Topics: Relationships

“A house divided against itself cannot stand.” I believe the government cannot endure permanently half slave and half free. I do not expect the Union to be dissolved — I do not expect the house to fall — but I do expect it will cease to be divided. It will become all one thing or all the other.

 

Abraham Lincoln, 1858

We all remember this quote – well, at least the first line.
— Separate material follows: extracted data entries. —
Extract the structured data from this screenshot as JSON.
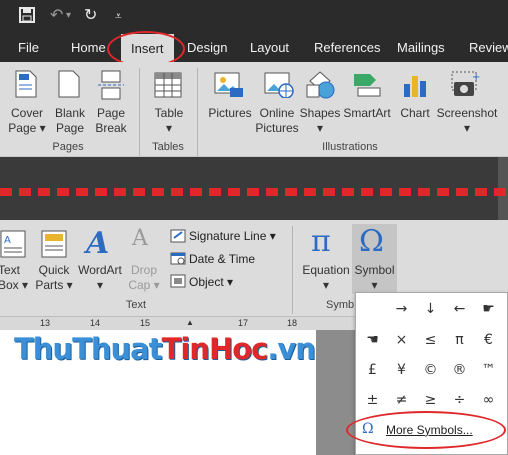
{
  "qat": {
    "save_icon": "save-icon",
    "undo_icon": "undo-icon",
    "redo_icon": "redo-icon",
    "customize_icon": "customize-qat-icon"
  },
  "tabs": [
    "File",
    "Home",
    "Insert",
    "Design",
    "Layout",
    "References",
    "Mailings",
    "Review"
  ],
  "active_tab": "Insert",
  "ribbon_top": {
    "pages": {
      "cover_page": "Cover\nPage ▾",
      "blank_page": "Blank\nPage",
      "page_break": "Page\nBreak",
      "group": "Pages"
    },
    "tables": {
      "table": "Table\n▾",
      "group": "Tables"
    },
    "illustrations": {
      "pictures": "Pictures",
      "online_pictures": "Online\nPictures",
      "shapes": "Shapes\n▾",
      "smartart": "SmartArt",
      "chart": "Chart",
      "screenshot": "Screenshot\n▾",
      "group": "Illustrations"
    }
  },
  "ribbon_bottom": {
    "text_box": "Text\nBox ▾",
    "quick_parts": "Quick\nParts ▾",
    "wordart": "WordArt\n▾",
    "drop_cap": "Drop\nCap ▾",
    "signature_line": "Signature Line  ▾",
    "date_time": "Date & Time",
    "object": "Object  ▾",
    "text_group": "Text",
    "equation": "Equation\n▾",
    "symbol": "Symbol\n▾",
    "symbols_group": "Symb"
  },
  "ruler": [
    "13",
    "14",
    "15",
    "17",
    "18"
  ],
  "watermark": {
    "part1": "ThuThuat",
    "part2": "TinHoc",
    "part3": ".vn"
  },
  "symbols": [
    "→",
    "↓",
    "←",
    "☛",
    "☚",
    "×",
    "≤",
    "π",
    "€",
    "£",
    "¥",
    "©",
    "®",
    "™",
    "±",
    "≠",
    "≥",
    "÷",
    "∞"
  ],
  "more_symbols": "More Symbols...",
  "colors": {
    "accent": "#e0282a",
    "ribbon": "#dcdcdc",
    "titlebar": "#2b2b2b",
    "watermark": "#3b8fd6"
  }
}
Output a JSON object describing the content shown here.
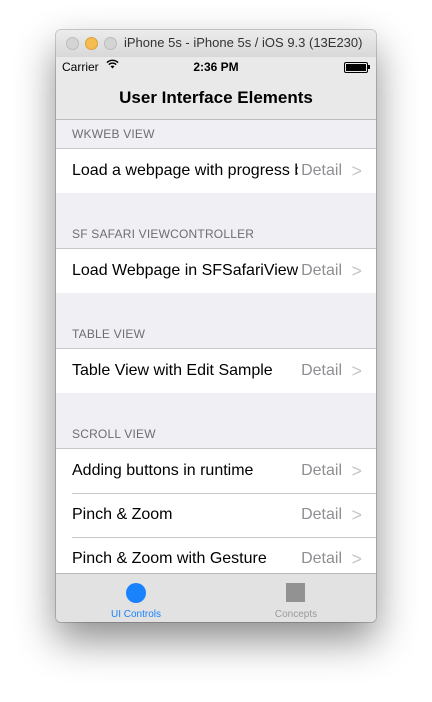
{
  "window": {
    "title": "iPhone 5s - iPhone 5s / iOS 9.3 (13E230)"
  },
  "status_bar": {
    "carrier": "Carrier",
    "time": "2:36 PM",
    "wifi_icon": "wifi-icon",
    "battery_icon": "battery-icon"
  },
  "nav": {
    "title": "User Interface Elements"
  },
  "sections": [
    {
      "header": "WKWEB VIEW",
      "rows": [
        {
          "label": "Load a webpage with progress bar",
          "detail": "Detail"
        }
      ]
    },
    {
      "header": "SF SAFARI VIEWCONTROLLER",
      "rows": [
        {
          "label": "Load Webpage in SFSafariViewController",
          "detail": "Detail"
        }
      ]
    },
    {
      "header": "TABLE VIEW",
      "rows": [
        {
          "label": "Table View with Edit Sample",
          "detail": "Detail"
        }
      ]
    },
    {
      "header": "SCROLL VIEW",
      "rows": [
        {
          "label": "Adding buttons in runtime",
          "detail": "Detail"
        },
        {
          "label": "Pinch & Zoom",
          "detail": "Detail"
        },
        {
          "label": "Pinch & Zoom with Gesture",
          "detail": "Detail"
        }
      ]
    }
  ],
  "chevron": ">",
  "tabs": [
    {
      "label": "UI Controls",
      "icon": "circle-icon",
      "selected": true
    },
    {
      "label": "Concepts",
      "icon": "square-icon",
      "selected": false
    }
  ],
  "colors": {
    "accent": "#1a82fb",
    "detail": "#8e8e93",
    "section_header": "#6d6d72"
  }
}
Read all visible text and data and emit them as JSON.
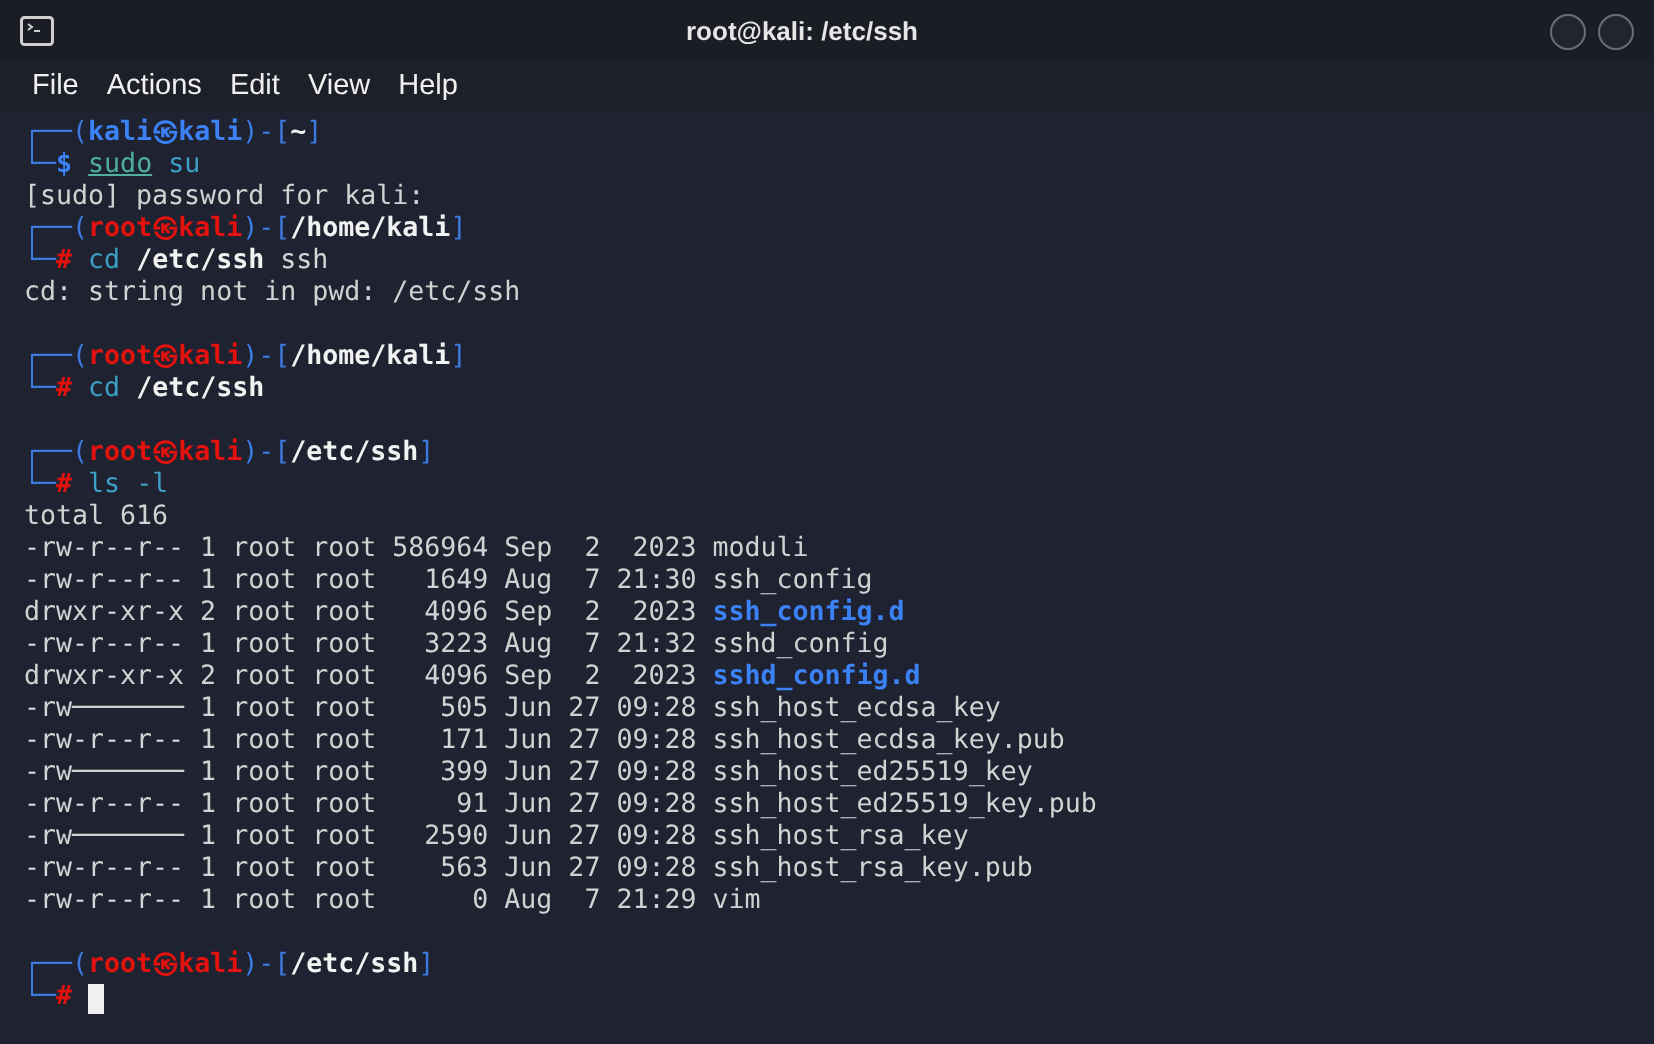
{
  "window": {
    "title": "root@kali: /etc/ssh"
  },
  "menu": [
    "File",
    "Actions",
    "Edit",
    "View",
    "Help"
  ],
  "terminal": {
    "lines": [
      {
        "kind": "prompt",
        "open": "┌──(",
        "user": "kali",
        "at": "㉿",
        "host": "kali",
        "sep": ")-[",
        "path": "~",
        "close": "]",
        "corner": "└─",
        "symbol": "$",
        "privileged": false,
        "tokens": [
          {
            "text": "sudo",
            "kind": "precommand"
          },
          {
            "text": "su",
            "kind": "command"
          }
        ],
        "cursor": false
      },
      {
        "kind": "output",
        "text": "[sudo] password for kali:"
      },
      {
        "kind": "prompt",
        "open": "┌──(",
        "user": "root",
        "at": "㉿",
        "host": "kali",
        "sep": ")-[",
        "path": "/home/kali",
        "close": "]",
        "corner": "└─",
        "symbol": "#",
        "privileged": true,
        "tokens": [
          {
            "text": "cd",
            "kind": "command"
          },
          {
            "text": "/etc/ssh",
            "kind": "path"
          },
          {
            "text": "ssh",
            "kind": "argument"
          }
        ],
        "cursor": false
      },
      {
        "kind": "output",
        "text": "cd: string not in pwd: /etc/ssh"
      },
      {
        "kind": "blank"
      },
      {
        "kind": "prompt",
        "open": "┌──(",
        "user": "root",
        "at": "㉿",
        "host": "kali",
        "sep": ")-[",
        "path": "/home/kali",
        "close": "]",
        "corner": "└─",
        "symbol": "#",
        "privileged": true,
        "tokens": [
          {
            "text": "cd",
            "kind": "command"
          },
          {
            "text": "/etc/ssh",
            "kind": "path"
          }
        ],
        "cursor": false
      },
      {
        "kind": "blank"
      },
      {
        "kind": "prompt",
        "open": "┌──(",
        "user": "root",
        "at": "㉿",
        "host": "kali",
        "sep": ")-[",
        "path": "/etc/ssh",
        "close": "]",
        "corner": "└─",
        "symbol": "#",
        "privileged": true,
        "tokens": [
          {
            "text": "ls",
            "kind": "command"
          },
          {
            "text": "-l",
            "kind": "command"
          }
        ],
        "cursor": false
      },
      {
        "kind": "output",
        "text": "total 616"
      },
      {
        "kind": "entry",
        "meta": "-rw-r--r-- 1 root root 586964 Sep  2  2023",
        "name": "moduli",
        "directory": false
      },
      {
        "kind": "entry",
        "meta": "-rw-r--r-- 1 root root   1649 Aug  7 21:30",
        "name": "ssh_config",
        "directory": false
      },
      {
        "kind": "entry",
        "meta": "drwxr-xr-x 2 root root   4096 Sep  2  2023",
        "name": "ssh_config.d",
        "directory": true
      },
      {
        "kind": "entry",
        "meta": "-rw-r--r-- 1 root root   3223 Aug  7 21:32",
        "name": "sshd_config",
        "directory": false
      },
      {
        "kind": "entry",
        "meta": "drwxr-xr-x 2 root root   4096 Sep  2  2023",
        "name": "sshd_config.d",
        "directory": true
      },
      {
        "kind": "entry",
        "meta": "-rw─────── 1 root root    505 Jun 27 09:28",
        "name": "ssh_host_ecdsa_key",
        "directory": false
      },
      {
        "kind": "entry",
        "meta": "-rw-r--r-- 1 root root    171 Jun 27 09:28",
        "name": "ssh_host_ecdsa_key.pub",
        "directory": false
      },
      {
        "kind": "entry",
        "meta": "-rw─────── 1 root root    399 Jun 27 09:28",
        "name": "ssh_host_ed25519_key",
        "directory": false
      },
      {
        "kind": "entry",
        "meta": "-rw-r--r-- 1 root root     91 Jun 27 09:28",
        "name": "ssh_host_ed25519_key.pub",
        "directory": false
      },
      {
        "kind": "entry",
        "meta": "-rw─────── 1 root root   2590 Jun 27 09:28",
        "name": "ssh_host_rsa_key",
        "directory": false
      },
      {
        "kind": "entry",
        "meta": "-rw-r--r-- 1 root root    563 Jun 27 09:28",
        "name": "ssh_host_rsa_key.pub",
        "directory": false
      },
      {
        "kind": "entry",
        "meta": "-rw-r--r-- 1 root root      0 Aug  7 21:29",
        "name": "vim",
        "directory": false
      },
      {
        "kind": "blank"
      },
      {
        "kind": "prompt",
        "open": "┌──(",
        "user": "root",
        "at": "㉿",
        "host": "kali",
        "sep": ")-[",
        "path": "/etc/ssh",
        "close": "]",
        "corner": "└─",
        "symbol": "#",
        "privileged": true,
        "cursor": true
      }
    ]
  }
}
It was actually attributed to Jesus, but Lincoln made the phrase famous when he garnered the rhetoric of the New Testament to capture the hearts and minds of the Illinois State Legislature, and, probably purposefully, people around the country in his unsuccessful bid for the senate against Stephen Douglas.   Why does Lincoln come to mind when we hear this sentiment?  Because he used the metaphor of a divided house to strategically move our nation toward a united front against slavery.
Lincoln tried to make the choice simple.

Leaders and politicians often make sweeping pronouncements, largely through hyperbole, in the spirit of elevating and drawing attention to a major issue. I’m not sure if Lincoln would have tweeted this had he been alive today, but you get the point.  Politicians want to force discussion.  That’s how we move forward – by discussing the issues and deciding how we feel about them.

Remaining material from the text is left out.